Le régime iranien a répliqué aux récentes déclarations de Donald Trump, qui avait brandi la perspective d’une « guerre économique » contre la République islamique. Selon la lecture livrée par Téhéran, cette rhétorique musclée relève moins d’une stratégie diplomatique construite que d’une opération de communication interne, destinée à éclipser les turbulences politiques et sociales qui traversent actuellement les États-Unis. La réponse iranienne, formulée par plusieurs voix officielles, s’inscrit dans une séquence de tensions ravivées depuis le retour de l’ancien président républicain à la Maison-Blanche.
Une réponse iranienne qui banalise la menace américaine
Pour les autorités de Téhéran, l’agitation verbale de Washington ne constitue pas une nouveauté stratégique. Les responsables iraniens rappellent que leur pays vit sous sanctions américaines depuis plusieurs décennies et que l’économie nationale a développé, bon gré mal gré, des mécanismes de résilience face à la pression extérieure. La formule employée par Donald Trump est décrite comme un procédé de diversion, visant à mobiliser une base électorale friande de fermeté envers les adversaires historiques des États-Unis.
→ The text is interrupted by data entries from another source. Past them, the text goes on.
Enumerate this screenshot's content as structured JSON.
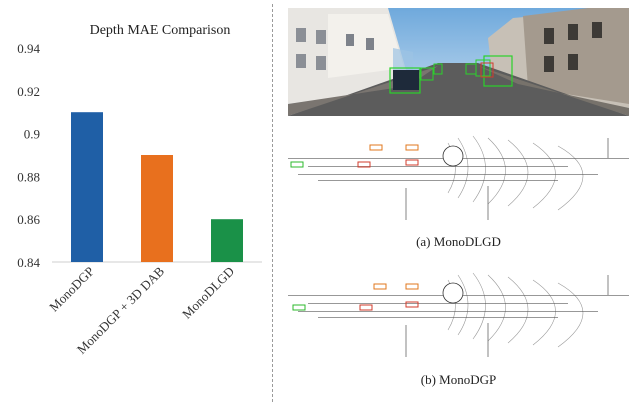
{
  "chart_data": {
    "type": "bar",
    "title": "Depth MAE Comparison",
    "xlabel": "",
    "ylabel": "",
    "categories": [
      "MonoDGP",
      "MonoDGP + 3D DAB",
      "MonoDLGD"
    ],
    "values": [
      0.91,
      0.89,
      0.86
    ],
    "colors": [
      "#1f5fa6",
      "#e8701e",
      "#1a9148"
    ],
    "ylim": [
      0.84,
      0.94
    ],
    "yticks": [
      "0.84",
      "0.86",
      "0.88",
      "0.9",
      "0.92",
      "0.94"
    ],
    "grid": false
  },
  "captions": {
    "a": "(a) MonoDLGD",
    "b": "(b) MonoDGP"
  }
}
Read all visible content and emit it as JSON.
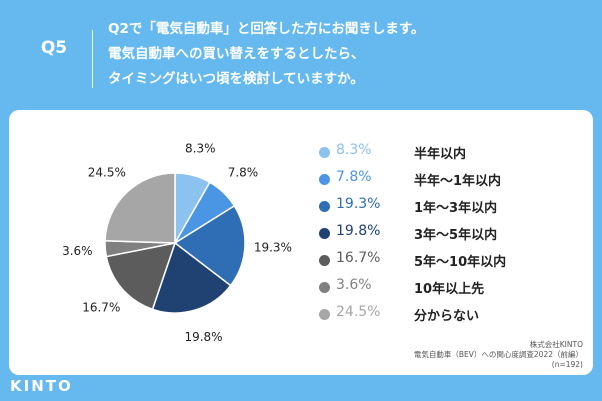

Cette lecture recoupe une constante de la diplomatie iranienne depuis la sortie américaine de l’accord nucléaire de 2015. Téhéran refuse de reconnaître à Washington la capacité d’imposer un cadre de discussion par la seule coercition économique. Les canaux officiels insistent sur le fait qu’aucune négociation n’est envisageable tant que la menace demeure la matrice du dialogue proposé par l’administration Trump.
Le levier des sanctions et la fatigue des instruments coercitifs
La « guerre économique » évoquée par Donald Trump renvoie à l’arsenal désormais familier des sanctions extraterritoriales, du gel d’avoirs et du ciblage du secteur pétrolier iranien. Depuis 2018, la politique dite de « pression maximale » a considérablement contracté les recettes d’exportation d’hydrocarbures de la République islamique, tout en poussant Téhéran à densifier ses circuits commerciaux parallèles, notamment vers la Chine et certains partenaires régionaux. L’efficacité marginale de nouvelles sanctions fait l’objet de débats à Washington même, où plusieurs analystes soulignent le rendement décroissant de l’outil.
Du côté iranien, les difficultés économiques sont réelles : dépréciation du rial, inflation à deux chiffres, tensions sur les subventions publiques. Mais le pouvoir attribue une part de ces déséquilibres à la stratégie américaine elle-même et refuse d’endosser la narration selon laquelle la pression économique serait sur le point de produire un revirement stratégique. À l’inverse, la doctrine officielle continue de présenter la résistance aux sanctions comme un pilier identitaire du régime.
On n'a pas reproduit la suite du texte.